NEW DELHI: Got to go! With that Israeli foreign minister Eli Cohen returned home from Delhi leaving a tweet to clarify matters.
“In light of the events in Israel, I decided to cut short the diplomatic visit to India and return to Israel after my meeting with Indian Prime Minister Narendra Modi that will take place today,” went the tweet posted earlier on Tuesday.
His sudden return was prompted by the wave of Israeli air strikes on Islamic Jihad targets in Gaza, that have resulted in at least 12 deaths including that of three Islamic Jihad commanders. Cohen’s presence will be required in Jerusalem as Israel battles the international diplomatic fallout of its action.
Cohen’s visit to Delhi was planned some months ago but comes at a time of intense diplomatic churn in the region. He may have shared his views on Syria’s return to the Arab League 12 years after being expelled, and Riyadh and Tehran normalising relations with China standing as guarantor. The guns have also fallen silent in Yemen’s civil war although the conflict is far from over.
He addressed the India-Israel Business Forum where he said that “Arab train networks will soon be carrying Indian goods to the Israeli port of Haifa,” hinting at recent negotiations between the I2U2 partners (India, Israel, UAE, US), and US proposals for involving India in building rail networks in the region.

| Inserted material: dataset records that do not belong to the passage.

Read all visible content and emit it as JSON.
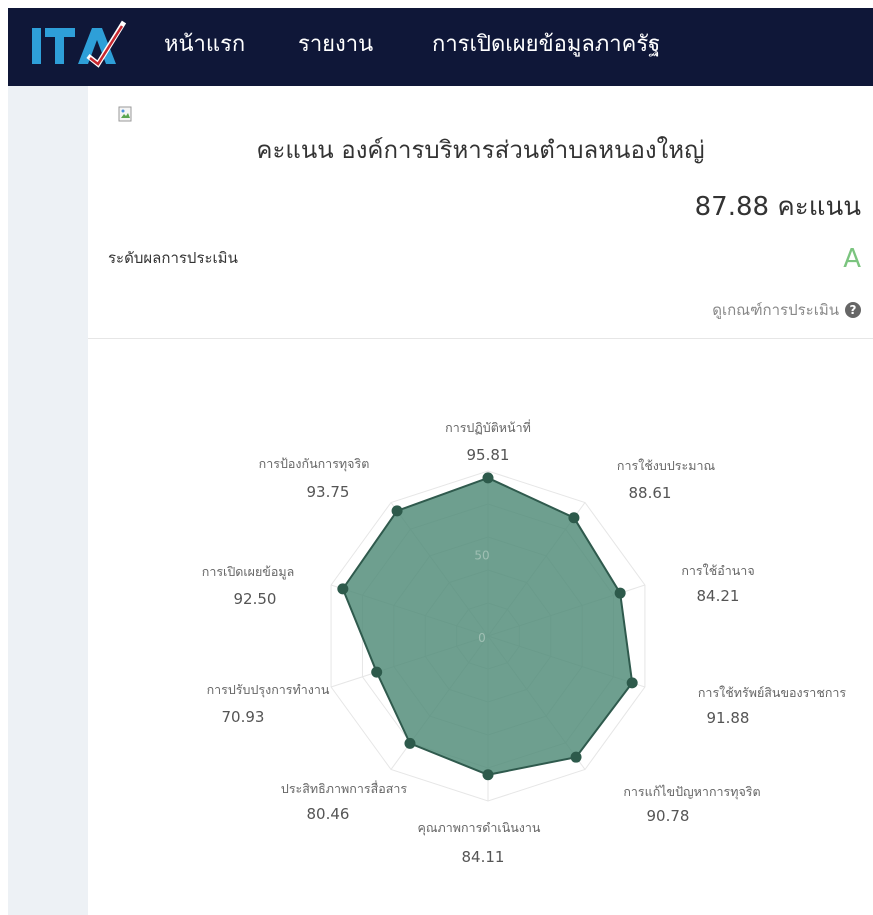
{
  "nav": {
    "logo_text": "ITA",
    "items": [
      "หน้าแรก",
      "รายงาน",
      "การเปิดเผยข้อมูลภาครัฐ"
    ]
  },
  "header": {
    "title": "คะแนน องค์การบริหารส่วนตำบลหนองใหญ่",
    "score": "87.88 คะแนน",
    "level_label": "ระดับผลการประเมิน",
    "grade": "A",
    "criteria_link": "ดูเกณฑ์การประเมิน"
  },
  "colors": {
    "navbar": "#0f1738",
    "fill": "#4e8a76",
    "grade": "#7bc47f"
  },
  "chart_data": {
    "type": "radar",
    "title": "",
    "scale_min": 0,
    "scale_max": 100,
    "ticks": [
      0,
      50
    ],
    "categories": [
      "การปฏิบัติหน้าที่",
      "การใช้งบประมาณ",
      "การใช้อำนาจ",
      "การใช้ทรัพย์สินของราชการ",
      "การแก้ไขปัญหาการทุจริต",
      "คุณภาพการดำเนินงาน",
      "ประสิทธิภาพการสื่อสาร",
      "การปรับปรุงการทำงาน",
      "การเปิดเผยข้อมูล",
      "การป้องกันการทุจริต"
    ],
    "values": [
      95.81,
      88.61,
      84.21,
      91.88,
      90.78,
      84.11,
      80.46,
      70.93,
      92.5,
      93.75
    ],
    "value_labels": [
      "95.81",
      "88.61",
      "84.21",
      "91.88",
      "90.78",
      "84.11",
      "80.46",
      "70.93",
      "92.50",
      "93.75"
    ]
  }
}
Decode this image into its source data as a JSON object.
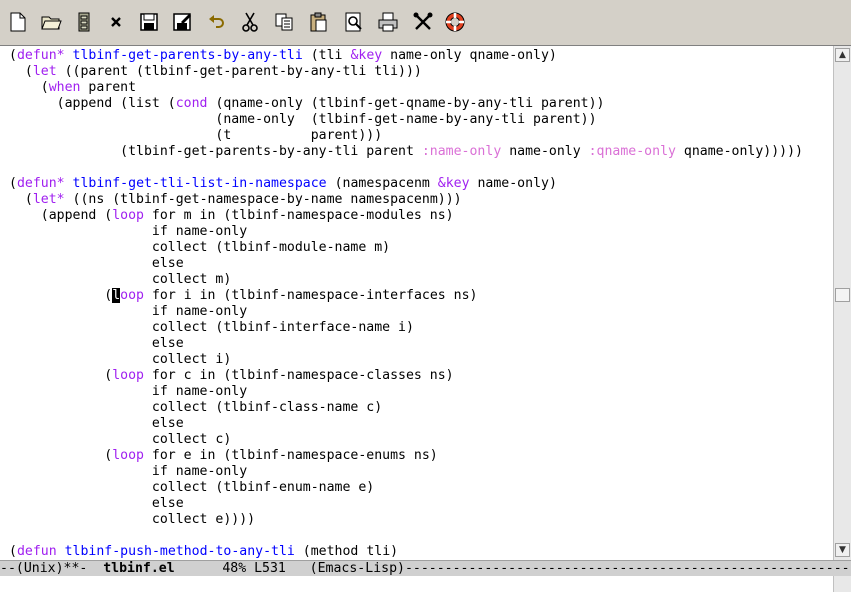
{
  "toolbar": {
    "buttons": [
      {
        "name": "new-file",
        "icon": "new-document-icon"
      },
      {
        "name": "open-folder",
        "icon": "folder-open-icon"
      },
      {
        "name": "dired",
        "icon": "file-cabinet-icon"
      },
      {
        "name": "close-buffer",
        "icon": "close-icon"
      },
      {
        "name": "save",
        "icon": "floppy-disk-icon"
      },
      {
        "name": "save-as",
        "icon": "floppy-pen-icon"
      },
      {
        "name": "undo",
        "icon": "undo-arrow-icon"
      },
      {
        "name": "cut",
        "icon": "scissors-icon"
      },
      {
        "name": "copy",
        "icon": "copy-icon"
      },
      {
        "name": "paste",
        "icon": "clipboard-icon"
      },
      {
        "name": "search",
        "icon": "magnifier-icon"
      },
      {
        "name": "print",
        "icon": "printer-icon"
      },
      {
        "name": "customize",
        "icon": "tools-icon"
      },
      {
        "name": "help",
        "icon": "lifebuoy-icon"
      }
    ]
  },
  "editor": {
    "lines": [
      [
        [
          "(",
          "n"
        ],
        [
          "defun*",
          "kw"
        ],
        [
          " ",
          "n"
        ],
        [
          "tlbinf-get-parents-by-any-tli",
          "fn"
        ],
        [
          " (tli ",
          "n"
        ],
        [
          "&key",
          "kw"
        ],
        [
          " name-only qname-only)",
          "n"
        ]
      ],
      [
        [
          "  (",
          "n"
        ],
        [
          "let",
          "kw"
        ],
        [
          " ((parent (tlbinf-get-parent-by-any-tli tli)))",
          "n"
        ]
      ],
      [
        [
          "    (",
          "n"
        ],
        [
          "when",
          "kw"
        ],
        [
          " parent",
          "n"
        ]
      ],
      [
        [
          "      (append (list (",
          "n"
        ],
        [
          "cond",
          "kw"
        ],
        [
          " (qname-only (tlbinf-get-qname-by-any-tli parent))",
          "n"
        ]
      ],
      [
        [
          "                          (name-only  (tlbinf-get-name-by-any-tli parent))",
          "n"
        ]
      ],
      [
        [
          "                          (t          parent)))",
          "n"
        ]
      ],
      [
        [
          "              (tlbinf-get-parents-by-any-tli parent ",
          "n"
        ],
        [
          ":name-only",
          "bi"
        ],
        [
          " name-only ",
          "n"
        ],
        [
          ":qname-only",
          "bi"
        ],
        [
          " qname-only)))))",
          "n"
        ]
      ],
      [
        [
          "",
          "n"
        ]
      ],
      [
        [
          "(",
          "n"
        ],
        [
          "defun*",
          "kw"
        ],
        [
          " ",
          "n"
        ],
        [
          "tlbinf-get-tli-list-in-namespace",
          "fn"
        ],
        [
          " (namespacenm ",
          "n"
        ],
        [
          "&key",
          "kw"
        ],
        [
          " name-only)",
          "n"
        ]
      ],
      [
        [
          "  (",
          "n"
        ],
        [
          "let*",
          "kw"
        ],
        [
          " ((ns (tlbinf-get-namespace-by-name namespacenm)))",
          "n"
        ]
      ],
      [
        [
          "    (append (",
          "n"
        ],
        [
          "loop",
          "kw"
        ],
        [
          " for m in (tlbinf-namespace-modules ns)",
          "n"
        ]
      ],
      [
        [
          "                  if name-only",
          "n"
        ]
      ],
      [
        [
          "                  collect (tlbinf-module-name m)",
          "n"
        ]
      ],
      [
        [
          "                  else",
          "n"
        ]
      ],
      [
        [
          "                  collect m)",
          "n"
        ]
      ],
      [
        [
          "            (",
          "n"
        ],
        [
          "l",
          "cur"
        ],
        [
          "oop",
          "kw"
        ],
        [
          " for i in (tlbinf-namespace-interfaces ns)",
          "n"
        ]
      ],
      [
        [
          "                  if name-only",
          "n"
        ]
      ],
      [
        [
          "                  collect (tlbinf-interface-name i)",
          "n"
        ]
      ],
      [
        [
          "                  else",
          "n"
        ]
      ],
      [
        [
          "                  collect i)",
          "n"
        ]
      ],
      [
        [
          "            (",
          "n"
        ],
        [
          "loop",
          "kw"
        ],
        [
          " for c in (tlbinf-namespace-classes ns)",
          "n"
        ]
      ],
      [
        [
          "                  if name-only",
          "n"
        ]
      ],
      [
        [
          "                  collect (tlbinf-class-name c)",
          "n"
        ]
      ],
      [
        [
          "                  else",
          "n"
        ]
      ],
      [
        [
          "                  collect c)",
          "n"
        ]
      ],
      [
        [
          "            (",
          "n"
        ],
        [
          "loop",
          "kw"
        ],
        [
          " for e in (tlbinf-namespace-enums ns)",
          "n"
        ]
      ],
      [
        [
          "                  if name-only",
          "n"
        ]
      ],
      [
        [
          "                  collect (tlbinf-enum-name e)",
          "n"
        ]
      ],
      [
        [
          "                  else",
          "n"
        ]
      ],
      [
        [
          "                  collect e))))",
          "n"
        ]
      ],
      [
        [
          "",
          "n"
        ]
      ],
      [
        [
          "(",
          "n"
        ],
        [
          "defun",
          "kw"
        ],
        [
          " ",
          "n"
        ],
        [
          "tlbinf-push-method-to-any-tli",
          "fn"
        ],
        [
          " (method tli)",
          "n"
        ]
      ]
    ]
  },
  "modeline": {
    "prefix": "--(Unix)**-  ",
    "buffer_name": "tlbinf.el",
    "position": "      48% L531   ",
    "mode": "(Emacs-Lisp)",
    "filler": "------------------------------------------------------------------"
  },
  "colors": {
    "keyword": "#a020f0",
    "function_name": "#0000ff",
    "builtin": "#da70d6",
    "toolbar_bg": "#d4d0c8",
    "modeline_bg": "#d0d0d0"
  }
}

In both cases, negotiations are at a very early stage. The I2U2 talks involve a “Food Corridor” from India to the member states but they are demanding “policy consistency”, meaning no sudden bans on exports of food grain, fruits or vegetables which may not be easy to implement in India. As for building railway infrastructure, the region began work on this a decade ago and it’s not clear how India can be involved now.
The two countries are reportedly keen to wrap up negotiations for an FTA this year itself. But Commerce Minister Piyush Goyal has made it clear that India needs a “good deal.”
Presumably, these and other issues will be sorted out ahead of Prime Minister Netanyahu’s visit to India towards the end of this year. That is of course assuming he lasts until then. His ultra-right coalition has been on the knife edge with National Security Minister Ben Gvir boycotting cabinet proceedings over what he claimed was an insufficient response to rockets fired from Gaza. The air strikes appear to have done the job with Gvir quoted as saying that “he blessed Prime Minister Netanyahu for taking the initiative in Gaza.”
But Netanyahu’s troubles are far from over. Reports from Jerusalem say he is not welcome in the US (Israel’s strongest backer) until he defuses mass protests over his moves to subordinate the judiciary. There is even a suspicion he may have persuaded the army’s top leadership to carry out the strike on Gaza. But reports of an Iran-led operation against Israel (involving Islamic Jihad) have also been current, so it would seem the army had sufficient ground to authorise a strike. So Netanyahu is safe, at least for now.